Neural operators effectively solve PDE problems from data without knowing the explicit equations, which learn the map from the input sequences of observed samples to the predicted values. Most existed works build the model in the original geometric space, leading to high computational costs when the number of sample points is large. We present the Latent Neural Operator (LNO) solving PDEs in the latent space. In particular, we first propose Physics-Cross-Attention (PhCA) transforming representation from the geometric space to the latent space, then learn the operator in the latent space, and finally recover the real-world geometric space via the inverse PhCA map. Our model retains flexibility that can decode values in any position not limited to locations defined in training set, and therefore can naturally perform interpolation and extrapolation tasks particularly useful for inverse problems. Moreover, the proposed LNO improves in both prediction accuracy and computational efficiency. Experiments show that LNO reduces the GPU memory by 50%, speeds up training 1.8 times, and reaches state-of-the-art accuracy on four out of six benchmarks for forward problems and a benchmark for inverse problem.

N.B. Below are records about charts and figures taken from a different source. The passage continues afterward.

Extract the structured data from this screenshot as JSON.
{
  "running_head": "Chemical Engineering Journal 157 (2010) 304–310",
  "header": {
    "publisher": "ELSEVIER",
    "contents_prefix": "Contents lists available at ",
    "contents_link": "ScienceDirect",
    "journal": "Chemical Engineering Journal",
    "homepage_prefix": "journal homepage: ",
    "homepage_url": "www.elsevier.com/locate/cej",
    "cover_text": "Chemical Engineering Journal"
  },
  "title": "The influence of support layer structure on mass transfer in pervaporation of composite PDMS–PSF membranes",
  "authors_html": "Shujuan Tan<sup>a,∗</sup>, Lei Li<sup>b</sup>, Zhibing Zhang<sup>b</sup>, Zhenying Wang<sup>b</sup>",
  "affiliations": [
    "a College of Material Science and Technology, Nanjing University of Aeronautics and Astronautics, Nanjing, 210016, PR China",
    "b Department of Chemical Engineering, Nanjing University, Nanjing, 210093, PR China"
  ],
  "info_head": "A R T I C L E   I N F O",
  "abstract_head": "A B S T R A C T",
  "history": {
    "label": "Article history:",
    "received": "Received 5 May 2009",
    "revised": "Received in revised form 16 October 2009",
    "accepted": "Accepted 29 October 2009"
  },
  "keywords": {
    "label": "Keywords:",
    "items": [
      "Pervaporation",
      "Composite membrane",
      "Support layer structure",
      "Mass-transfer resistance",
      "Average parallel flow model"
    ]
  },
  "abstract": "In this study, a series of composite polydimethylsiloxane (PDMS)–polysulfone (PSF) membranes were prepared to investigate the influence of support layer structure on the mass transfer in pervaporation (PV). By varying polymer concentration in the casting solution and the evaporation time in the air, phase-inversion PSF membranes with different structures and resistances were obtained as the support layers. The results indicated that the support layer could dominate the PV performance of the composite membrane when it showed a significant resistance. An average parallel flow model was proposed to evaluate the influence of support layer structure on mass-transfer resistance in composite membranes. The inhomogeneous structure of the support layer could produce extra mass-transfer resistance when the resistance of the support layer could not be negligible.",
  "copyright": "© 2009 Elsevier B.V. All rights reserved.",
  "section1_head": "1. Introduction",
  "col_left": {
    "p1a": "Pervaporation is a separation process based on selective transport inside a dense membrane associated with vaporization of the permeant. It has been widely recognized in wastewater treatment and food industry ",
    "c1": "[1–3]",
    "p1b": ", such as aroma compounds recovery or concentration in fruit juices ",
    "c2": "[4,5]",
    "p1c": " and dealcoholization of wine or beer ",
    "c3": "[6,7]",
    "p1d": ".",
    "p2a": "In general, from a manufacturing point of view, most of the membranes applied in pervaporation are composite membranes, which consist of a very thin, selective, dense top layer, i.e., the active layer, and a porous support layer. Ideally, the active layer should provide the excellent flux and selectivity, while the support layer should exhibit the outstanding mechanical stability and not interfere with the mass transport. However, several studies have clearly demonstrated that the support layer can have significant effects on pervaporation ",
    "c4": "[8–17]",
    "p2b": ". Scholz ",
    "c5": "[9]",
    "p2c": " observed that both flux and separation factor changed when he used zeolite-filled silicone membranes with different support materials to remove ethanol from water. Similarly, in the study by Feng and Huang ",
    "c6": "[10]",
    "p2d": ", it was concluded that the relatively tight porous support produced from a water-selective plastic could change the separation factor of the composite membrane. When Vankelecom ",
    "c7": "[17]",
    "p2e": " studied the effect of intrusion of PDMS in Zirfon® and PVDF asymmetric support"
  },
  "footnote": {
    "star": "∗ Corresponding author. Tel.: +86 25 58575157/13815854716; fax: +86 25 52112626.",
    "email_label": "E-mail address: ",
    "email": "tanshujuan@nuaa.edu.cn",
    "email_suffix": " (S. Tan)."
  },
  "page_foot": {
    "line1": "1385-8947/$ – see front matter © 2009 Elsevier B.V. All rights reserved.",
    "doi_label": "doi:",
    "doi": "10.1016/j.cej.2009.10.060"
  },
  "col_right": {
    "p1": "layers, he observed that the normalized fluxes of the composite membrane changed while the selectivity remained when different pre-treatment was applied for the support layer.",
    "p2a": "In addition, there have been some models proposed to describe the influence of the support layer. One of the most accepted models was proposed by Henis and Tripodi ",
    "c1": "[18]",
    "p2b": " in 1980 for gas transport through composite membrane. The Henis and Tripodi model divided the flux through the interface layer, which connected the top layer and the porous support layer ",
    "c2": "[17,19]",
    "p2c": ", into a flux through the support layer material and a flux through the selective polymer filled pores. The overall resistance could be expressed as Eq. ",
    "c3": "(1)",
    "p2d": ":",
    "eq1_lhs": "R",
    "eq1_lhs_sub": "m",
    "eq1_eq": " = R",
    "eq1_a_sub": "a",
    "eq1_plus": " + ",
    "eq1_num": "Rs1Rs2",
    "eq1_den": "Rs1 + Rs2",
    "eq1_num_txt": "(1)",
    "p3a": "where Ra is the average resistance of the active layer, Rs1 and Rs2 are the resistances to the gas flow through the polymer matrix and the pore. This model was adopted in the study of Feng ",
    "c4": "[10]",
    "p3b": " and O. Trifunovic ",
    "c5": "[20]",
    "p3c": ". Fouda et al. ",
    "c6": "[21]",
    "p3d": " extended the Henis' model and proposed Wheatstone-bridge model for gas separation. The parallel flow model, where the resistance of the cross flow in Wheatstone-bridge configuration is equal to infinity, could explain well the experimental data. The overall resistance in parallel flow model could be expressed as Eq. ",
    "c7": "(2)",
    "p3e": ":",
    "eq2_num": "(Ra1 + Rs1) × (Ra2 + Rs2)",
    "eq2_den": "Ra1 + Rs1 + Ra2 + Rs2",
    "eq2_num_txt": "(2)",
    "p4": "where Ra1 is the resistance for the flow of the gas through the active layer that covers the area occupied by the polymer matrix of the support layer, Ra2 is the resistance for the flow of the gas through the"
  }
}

翻译：神经算子能够在不依赖显式方程的情况下，通过数据有效求解偏微分方程问题，学习从观测样本输入序列到预测值的映射。现有工作大多在原始几何空间中构建模型，当样本点数量较大时会导致高计算成本。我们提出隐式神经算子（LNO）在隐空间中求解偏微分方程。具体而言，我们首先提出物理交叉注意力机制（PhCA）将表示从几何空间转换到隐空间，随后在隐空间中学习算子，最后通过逆PhCA映射恢复真实几何空间。该模型保持灵活性，可解码任意位置的值（不限于训练集定义的位置），因此能自然执行内插和外推任务，这对反问题尤为有用。此外，所提出的LNO在预测精度和计算效率方面均得到提升。实验表明，LNO将GPU内存减少50%，训练速度提升1.8倍，并在六个正问题基准测试中的四个及一个反问题基准测试中达到最先进精度。